Behaviour of silicon released during alteration of nuclear waste glass in compacted clay

Long term integrated in situ experiments are performed in the HADES underground research facility (Mol, Belgium) in order to study the coupled reactivity between the different components of an underground repository for vitrified high level radioactive waste (HLW): glass, compacted clay, and stainless steel containers, at 90 °C and under gamma irradiation. Studies pertaining to the behaviour of silicon, a major element released during glass alteration, are presented here. Data collected from the integrated experiment, from simplified tests, and from modelling are put together, giving complementary information. The integrated experiment is used to investigate overall reactivity, whereas diffusion experiments coupled with modelling focused on the precipitation of silica in clay media.
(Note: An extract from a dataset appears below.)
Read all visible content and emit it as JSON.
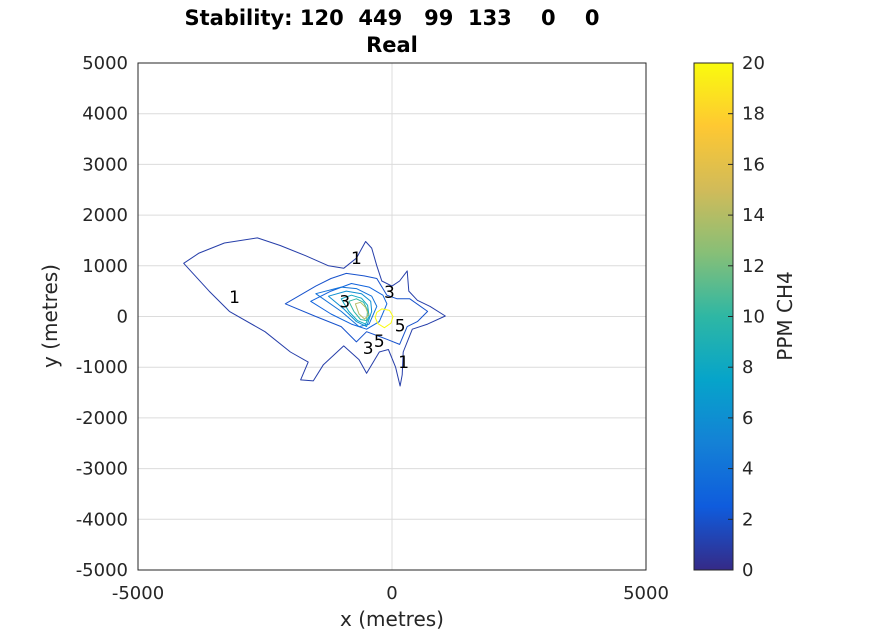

In the integrated in situ experiment, a bentonite clay (FoCa7) mixed with 5 wt.% of powdered glass frit was put in contact with U/Th-doped SON68 reference glass specimens for 1.2 years. One of the samples was thoroughly analysed by ESEM, SEM-EDS, TEM, XRD, and FTIR. The observations showed that after combined heating and γ irradiation, the glass/clay interface is still fully reactive. At this interface, the most important process occurring is silica precipitation either as spherical flaky nodules, or in the form of coatings on the clay surface, as chalcedony and amorphous silica. In parallel, numerical modelling was used to investigate the interactions between silica and clay material in a simplified experiment using diffusion cells. A fit between calculation results and silica migration measurements in diffusion cells was performed, including sensitivity tests with regard to the diffusion coefficients and the precipitation rate of amorphous silica. A satisfactory agreement is reached with the experimental results, using a set of reasonable fitting parameters for the FoCa7 clay material. Surface area values for silica precipitation are found to be very high, i.e. 2% of the total surface area of the clayey material indicating that silica precipitation occurs on surfaces other than those of pure silica minerals.